Tabel 4 memperlihatkan bahwa Benefit-Cost
ratio (B/C) untuk recycle mempunyai nilai
lebih kecil dari 1, artinya recycle
lebih baik tidak dilaksanakan karena biaya operasional lebih
besar dari hasil penjualan.
Selisih hasil penjualan dengan biaya operasi adalah –Rp 9.945.947
sehingga jika akan dilaksanakan
harus mendapatkan subsidi sebesar Rp 10.000 yang bisa didapat
dari retribusi kebersihan.
Terdapat dua alternatif untuk
pengolahan sampah menjadi energi, yaitu energi yang
memanfaatkan gas methana (yang
dihasilkan akibat penumpukan sampah), dan yang kedua
adalah energi yang dihasilkan
dengan memanfaatkan panas dari hasil pembakaran atau
incenerator. Perhitungan
kelayakan pelaksanaan waste to energy dilakukan dengan alternatif yang
kedua.
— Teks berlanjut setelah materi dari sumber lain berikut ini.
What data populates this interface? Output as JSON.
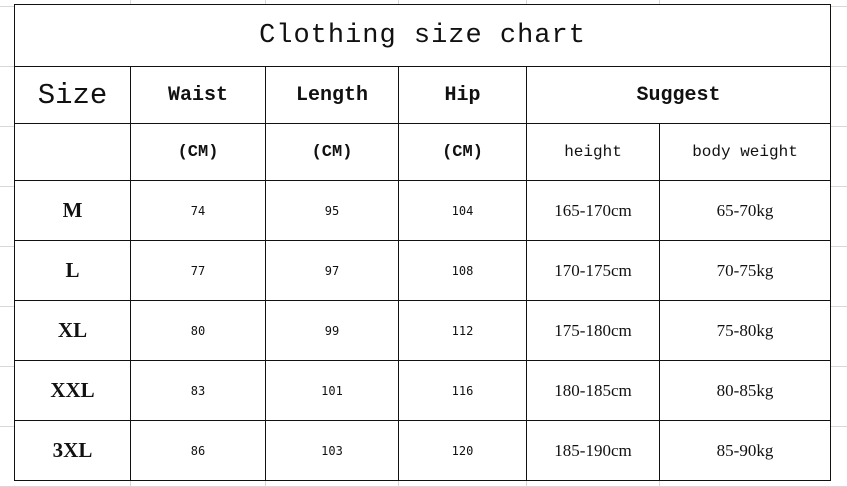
{
  "title": "Clothing size chart",
  "headers": {
    "size": "Size",
    "waist": "Waist",
    "length": "Length",
    "hip": "Hip",
    "suggest": "Suggest"
  },
  "units": {
    "waist": "(CM)",
    "length": "(CM)",
    "hip": "(CM)",
    "height": "height",
    "weight": "body weight"
  },
  "rows": [
    {
      "size": "M",
      "waist": "74",
      "length": "95",
      "hip": "104",
      "height": "165-170cm",
      "weight": "65-70kg"
    },
    {
      "size": "L",
      "waist": "77",
      "length": "97",
      "hip": "108",
      "height": "170-175cm",
      "weight": "70-75kg"
    },
    {
      "size": "XL",
      "waist": "80",
      "length": "99",
      "hip": "112",
      "height": "175-180cm",
      "weight": "75-80kg"
    },
    {
      "size": "XXL",
      "waist": "83",
      "length": "101",
      "hip": "116",
      "height": "180-185cm",
      "weight": "80-85kg"
    },
    {
      "size": "3XL",
      "waist": "86",
      "length": "103",
      "hip": "120",
      "height": "185-190cm",
      "weight": "85-90kg"
    }
  ]
}
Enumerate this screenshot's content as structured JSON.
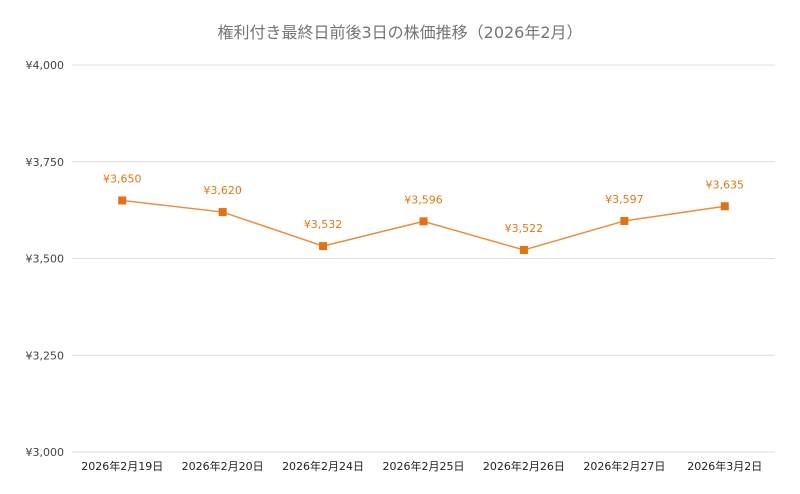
{
  "chart_data": {
    "type": "line",
    "title": "権利付き最終日前後3日の株価推移（2026年2月）",
    "xlabel": "",
    "ylabel": "",
    "categories": [
      "2026年2月19日",
      "2026年2月20日",
      "2026年2月24日",
      "2026年2月25日",
      "2026年2月26日",
      "2026年2月27日",
      "2026年3月2日"
    ],
    "series": [
      {
        "values": [
          3650,
          3620,
          3532,
          3596,
          3522,
          3597,
          3635
        ],
        "labels": [
          "¥3,650",
          "¥3,620",
          "¥3,532",
          "¥3,596",
          "¥3,522",
          "¥3,597",
          "¥3,635"
        ],
        "color": "#e8700f"
      }
    ],
    "ylim": [
      3000,
      4000
    ],
    "yticks": [
      3000,
      3250,
      3500,
      3750,
      4000
    ],
    "ytick_labels": [
      "¥3,000",
      "¥3,250",
      "¥3,500",
      "¥3,750",
      "¥4,000"
    ],
    "grid": true,
    "legend": "none"
  }
}
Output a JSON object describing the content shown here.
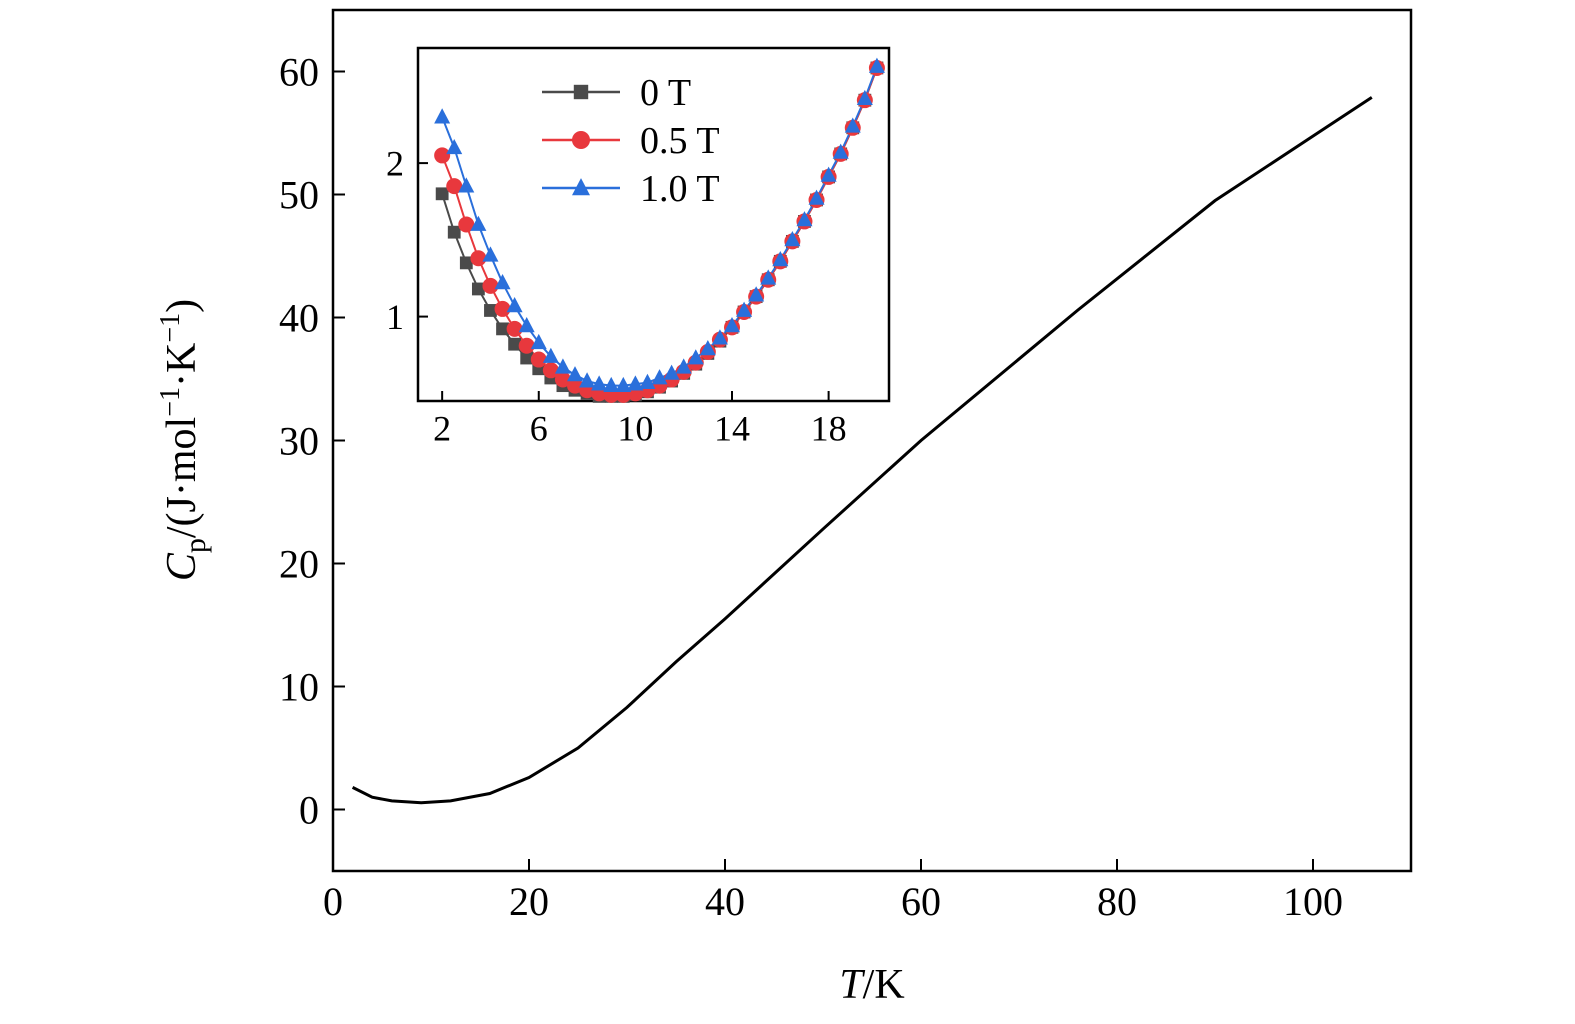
{
  "chart_data": [
    {
      "type": "line",
      "xlabel": [
        "T",
        "/K"
      ],
      "ylabel": [
        "C",
        "p",
        "/(J·mol",
        "−1",
        "·K",
        "−1",
        ")"
      ],
      "x": [
        2,
        4,
        6,
        9,
        12,
        16,
        20,
        25,
        30,
        35,
        40,
        50,
        60,
        76,
        90,
        106
      ],
      "values": [
        1.8,
        1.0,
        0.7,
        0.55,
        0.7,
        1.3,
        2.6,
        5.0,
        8.3,
        12.0,
        15.5,
        22.8,
        30.0,
        40.6,
        49.5,
        57.9
      ],
      "color": "#000000",
      "xlim": [
        0,
        110
      ],
      "xticks": [
        0,
        20,
        40,
        60,
        80,
        100
      ],
      "ylim": [
        -5,
        65
      ],
      "yticks": [
        0,
        10,
        20,
        30,
        40,
        50,
        60
      ]
    },
    {
      "type": "line",
      "x": [
        2,
        2.5,
        3,
        3.5,
        4,
        4.5,
        5,
        5.5,
        6,
        6.5,
        7,
        7.5,
        8,
        8.5,
        9,
        9.5,
        10,
        10.5,
        11,
        11.5,
        12,
        12.5,
        13,
        13.5,
        14,
        14.5,
        15,
        15.5,
        16,
        16.5,
        17,
        17.5,
        18,
        18.5,
        19,
        19.5,
        20
      ],
      "series": [
        {
          "name": "0 T",
          "color": "#4a4a4a",
          "marker": "square",
          "values": [
            1.8,
            1.55,
            1.35,
            1.18,
            1.04,
            0.92,
            0.82,
            0.73,
            0.66,
            0.6,
            0.55,
            0.52,
            0.5,
            0.48,
            0.48,
            0.48,
            0.49,
            0.51,
            0.54,
            0.58,
            0.63,
            0.69,
            0.76,
            0.84,
            0.93,
            1.03,
            1.13,
            1.24,
            1.36,
            1.49,
            1.62,
            1.76,
            1.91,
            2.06,
            2.23,
            2.41,
            2.62
          ]
        },
        {
          "name": "0.5 T",
          "color": "#e8383d",
          "marker": "circle",
          "values": [
            2.05,
            1.85,
            1.6,
            1.38,
            1.2,
            1.05,
            0.92,
            0.81,
            0.72,
            0.65,
            0.59,
            0.55,
            0.52,
            0.5,
            0.49,
            0.49,
            0.5,
            0.52,
            0.55,
            0.59,
            0.64,
            0.7,
            0.77,
            0.85,
            0.93,
            1.03,
            1.13,
            1.24,
            1.36,
            1.49,
            1.62,
            1.76,
            1.91,
            2.06,
            2.23,
            2.41,
            2.62
          ]
        },
        {
          "name": "1.0 T",
          "color": "#2a6fdb",
          "marker": "triangle",
          "values": [
            2.3,
            2.1,
            1.85,
            1.6,
            1.4,
            1.22,
            1.07,
            0.94,
            0.83,
            0.74,
            0.67,
            0.62,
            0.58,
            0.56,
            0.55,
            0.55,
            0.56,
            0.57,
            0.6,
            0.63,
            0.67,
            0.73,
            0.79,
            0.86,
            0.94,
            1.04,
            1.14,
            1.25,
            1.37,
            1.5,
            1.63,
            1.77,
            1.92,
            2.07,
            2.24,
            2.42,
            2.63
          ]
        }
      ],
      "xlim": [
        1,
        20.5
      ],
      "xticks": [
        2,
        6,
        10,
        14,
        18
      ],
      "ylim": [
        0.45,
        2.75
      ],
      "yticks": [
        1,
        2
      ],
      "legend": "upper center"
    }
  ]
}
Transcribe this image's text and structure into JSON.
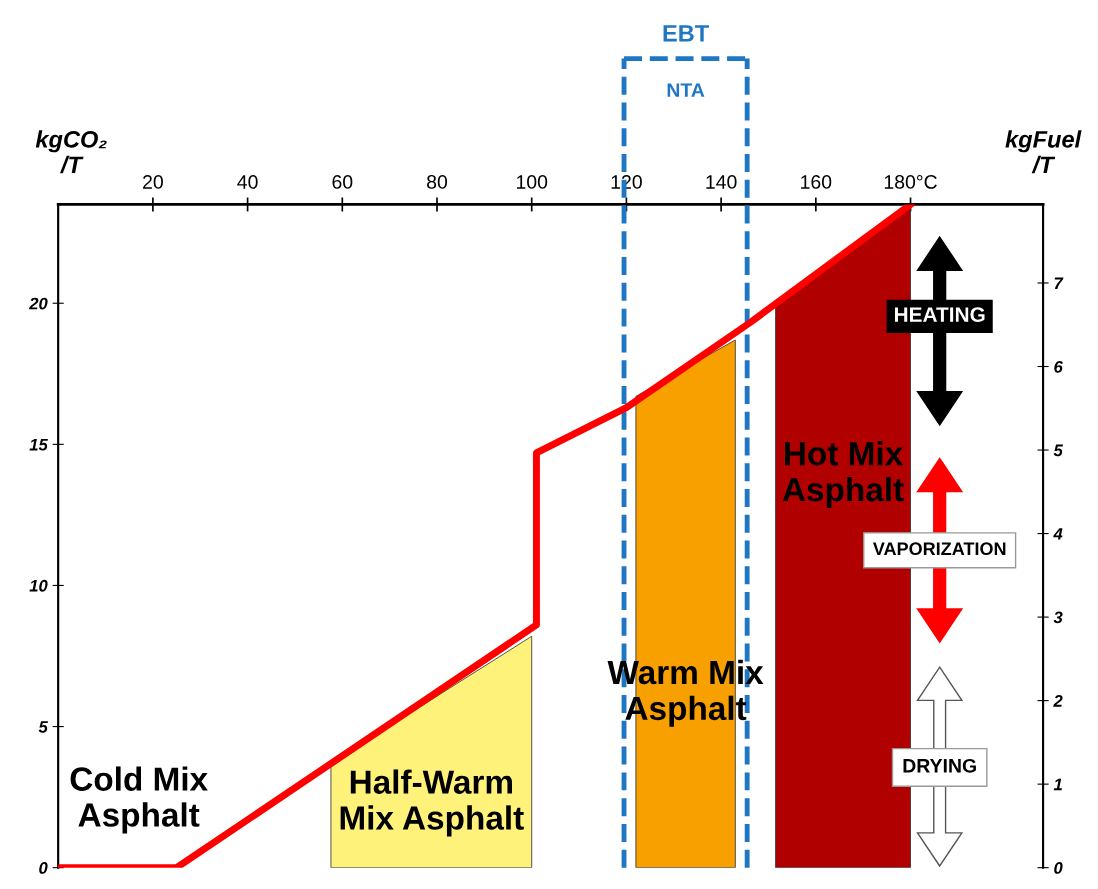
{
  "chart_data": {
    "type": "line",
    "xlabel": null,
    "ylabel": "kgCO₂\n/T",
    "y2label": "kgFuel\n/T",
    "series": [
      {
        "type": "area",
        "name": "Half-Warm\nMix Asphalt",
        "color": "#fff27a",
        "x": [
          57.6,
          100
        ],
        "values": [
          3.7,
          8.2
        ]
      },
      {
        "type": "area",
        "name": "Warm Mix\nAsphalt",
        "color": "#f7a000",
        "x": [
          122,
          143
        ],
        "values": [
          16.7,
          18.7
        ]
      },
      {
        "type": "area",
        "name": "Hot Mix\nAsphalt",
        "color": "#b00000",
        "x": [
          151.5,
          180
        ],
        "values": [
          19.9,
          23.4
        ]
      },
      {
        "color": "#ff0000",
        "x": [
          0,
          25,
          101,
          101,
          120,
          146,
          180
        ],
        "values": [
          0,
          0,
          8.6,
          14.7,
          16.3,
          19.3,
          23.5
        ]
      }
    ],
    "xlim": [
      0,
      208
    ],
    "ylim": [
      0,
      23.5
    ],
    "y2lim": [
      0,
      7.94
    ],
    "xticks": [
      20,
      40,
      60,
      80,
      100,
      120,
      140,
      160,
      {
        "value": 180,
        "label": "180°C"
      }
    ],
    "yticks": [
      0,
      5,
      10,
      15,
      20
    ],
    "y2ticks": [
      0,
      1,
      2,
      3,
      4,
      5,
      6,
      7
    ],
    "ref_lines": [
      {
        "axis": "x",
        "value": 119.5,
        "color": "#1f77c4",
        "line_style": "dashed"
      },
      {
        "axis": "x",
        "value": 145.5,
        "color": "#1f77c4",
        "line_style": "dashed"
      }
    ],
    "annotations": [
      "Cold Mix\nAsphalt",
      "NTA",
      "HEATING",
      "VAPORIZATION",
      "DRYING",
      "EBT"
    ],
    "grid": false,
    "legend": false,
    "marker": "none"
  }
}
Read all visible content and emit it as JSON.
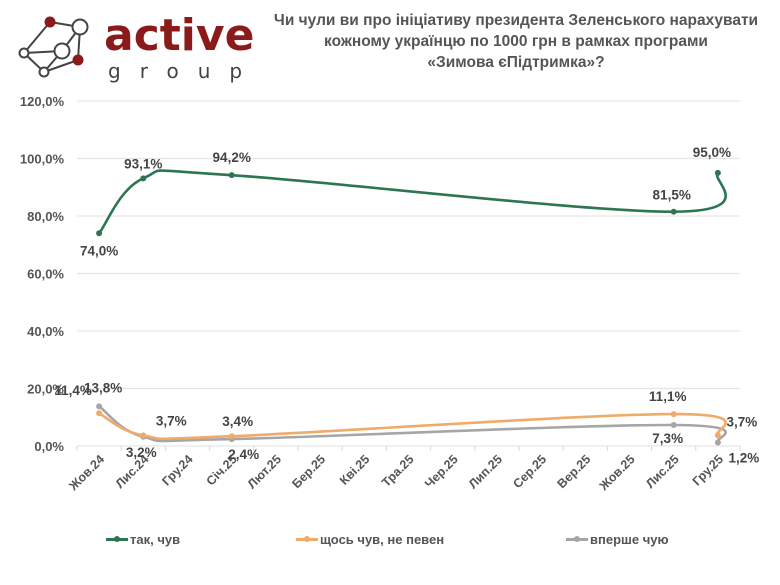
{
  "logo": {
    "word": "active",
    "sub": "group",
    "accent_color": "#8b1a1a"
  },
  "title_lines": [
    "Чи чули ви про ініціативу президента Зеленського нарахувати",
    "кожному українцю по 1000 грн в рамках програми",
    "«Зимова єПідтримка»?"
  ],
  "chart_data": {
    "type": "line",
    "title": "Чи чули ви про ініціативу президента Зеленського нарахувати кожному українцю по 1000 грн в рамках програми «Зимова єПідтримка»?",
    "xlabel": "",
    "ylabel": "",
    "ylim": [
      0,
      120
    ],
    "yticks": [
      0,
      20,
      40,
      60,
      80,
      100,
      120
    ],
    "ytick_labels": [
      "0,0%",
      "20,0%",
      "40,0%",
      "60,0%",
      "80,0%",
      "100,0%",
      "120,0%"
    ],
    "grid": true,
    "legend_position": "bottom",
    "categories": [
      "Жов.24",
      "Лис.24",
      "Гру.24",
      "Січ.25",
      "Лют.25",
      "Бер.25",
      "Кві.25",
      "Тра.25",
      "Чер.25",
      "Лип.25",
      "Сер.25",
      "Вер.25",
      "Жов.25",
      "Лис.25",
      "Гру.25"
    ],
    "series": [
      {
        "name": "так, чув",
        "color": "#2e7552",
        "points": [
          {
            "category": "Жов.24",
            "value": 74.0,
            "label": "74,0%"
          },
          {
            "category": "Лис.24",
            "value": 93.1,
            "label": "93,1%"
          },
          {
            "category": "Січ.25",
            "value": 94.2,
            "label": "94,2%"
          },
          {
            "category": "Лис.25",
            "value": 81.5,
            "label": "81,5%"
          },
          {
            "category": "Гру.25",
            "value": 95.0,
            "label": "95,0%"
          }
        ]
      },
      {
        "name": "щось чув, не певен",
        "color": "#f0aa6a",
        "points": [
          {
            "category": "Жов.24",
            "value": 11.4,
            "label": "11,4%"
          },
          {
            "category": "Лис.24",
            "value": 3.7,
            "label": "3,7%"
          },
          {
            "category": "Січ.25",
            "value": 3.4,
            "label": "3,4%"
          },
          {
            "category": "Лис.25",
            "value": 11.1,
            "label": "11,1%"
          },
          {
            "category": "Гру.25",
            "value": 3.7,
            "label": "3,7%"
          }
        ]
      },
      {
        "name": "вперше чую",
        "color": "#a6a6a6",
        "points": [
          {
            "category": "Жов.24",
            "value": 13.8,
            "label": "13,8%"
          },
          {
            "category": "Лис.24",
            "value": 3.2,
            "label": "3,2%"
          },
          {
            "category": "Січ.25",
            "value": 2.4,
            "label": "2,4%"
          },
          {
            "category": "Лис.25",
            "value": 7.3,
            "label": "7,3%"
          },
          {
            "category": "Гру.25",
            "value": 1.2,
            "label": "1,2%"
          }
        ]
      }
    ]
  },
  "legend": [
    {
      "label": "так, чув",
      "color": "#2e7552"
    },
    {
      "label": "щось чув, не певен",
      "color": "#f0aa6a"
    },
    {
      "label": "вперше чую",
      "color": "#a6a6a6"
    }
  ]
}
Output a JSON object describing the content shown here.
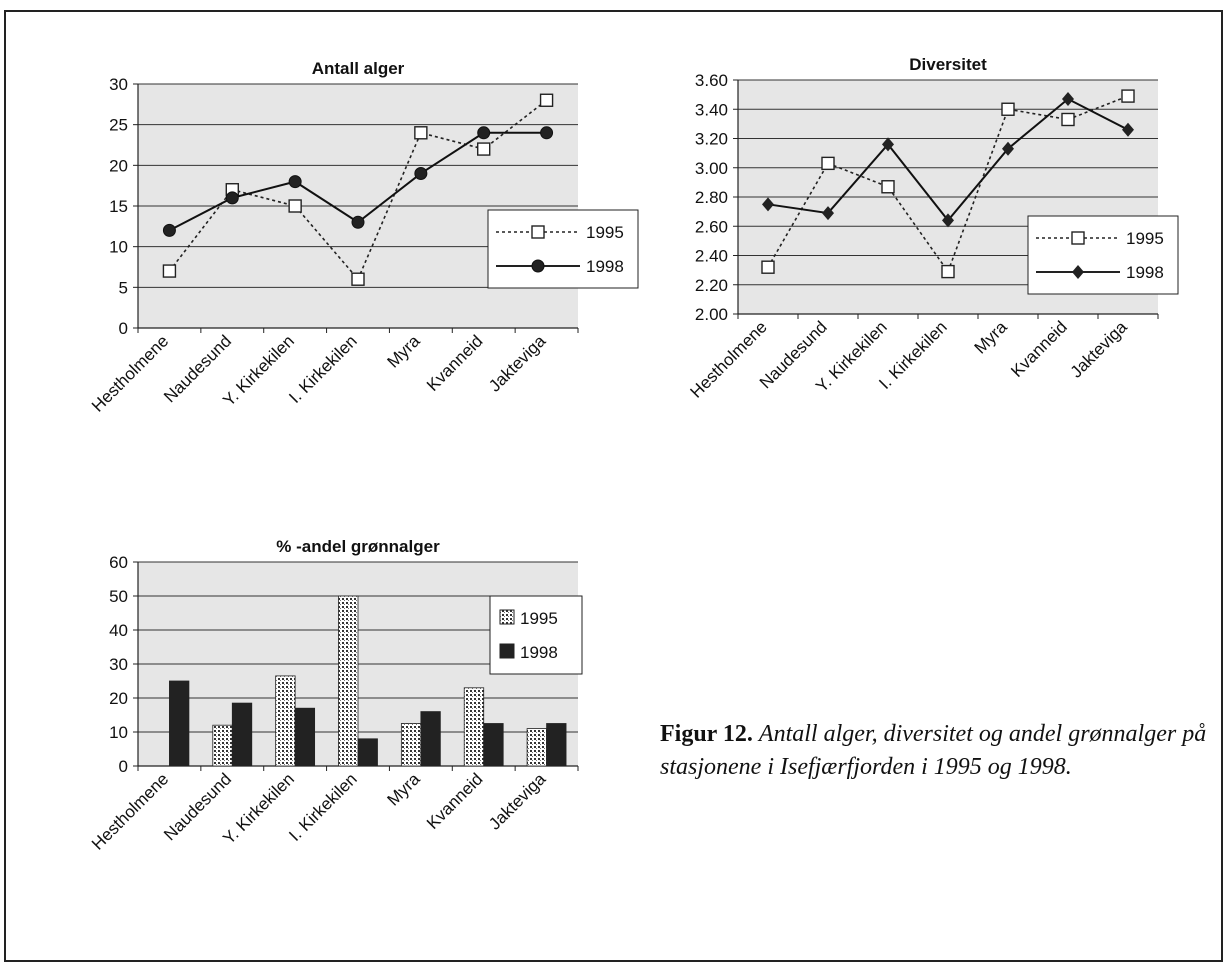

Hal ini dikarenakan
alternatif pertama tidak memberikan dampak pada reduksi sampah di
TPA dan gas methana yang
dihasilkan relatif lama (± 3 tahun).
Keseluruhan biaya operasi atau
produksi untuk membuat satu MWatt listrik adalah sebesar
Rp 433.000.000 dengan harga
listrik Rp 450/kg. Satu MWatt listrik yang dihasilkan mampu
memenuhi 10.000 pelanggan dengan
pemakaian rata-rata 100 Kwh per bulan dan voltase rumah
tangga 450 – 900 VA. Keuntungan
yang akan didapat adalah sebesar Rp 16.000.000. Dilihat dari
Benefit-Cost
ratio (B/C)
yang merupakan perbandingan hasil penjualan dengan biaya operasi
adalah 1,037%, artinya dengan
biaya operasi sebesar Rp 433.000.000 akan didapatkan
keuntungan 1,037 kalinya.
Sehingga waste to energi sangat layak dilaksanakan. Sedangkan
ditinjau dari Return of
Invesment (ROI) yang merupakan ukuran perbandingan antara keuntungan
dengan biaya operasi, didapatkan
nilai ROI sebesar 3,687; artinya untuk setiap Rp 100 yang
dikeluarkan akan didapatkan keuntungan Rp 3,687.
4. KESIMPULAN
Berdasarkan hasil analisa, baik
dengan sistem dinamis maupun skala prioritas AHP serta
Benefit-Cost
ratio (B/C),
maka sebaiknya pengelolaan sampah yang dilakukan oleh pemerintah
daerah DKI Jakarta dilakukan
secara bertahap, pertama adalah dengan pengomposan. Hal ini
didasarkan pada pertimbangan dari
permasalahan yang ada (pencemaran, penolakan dari
masyarakat, dan lain sebagainya),
dan pertimbangan dari setiap kriteria dari semua aspek
(terutama aspek sosial yang
mempunyai preferensi terbesar dibanding dengan aspek yang lain
yaitu 53,8%), dan juga
berdasarkan kelayakan investasi (B/C rasio sebesar 1,41), serta faktor
penurunan tumpukan sampah yang
cukup tinggi.
Kedua adalah dengan incenerator.
Pengolahan sampah dengan incenerator dapat dilakukan
setelah adanya sosialisasi kepada
masyarakat, sehingga potensi konflik dapat diredam disamping
potensi pemanfaatan yang positif
baik dilihat dari kelayakan investasi dengan nilai Benefit-Cost
ratio (B/C) lebih
besar dari satu (1,04) maupun efektivitas penurunan timbunan sampah (66%).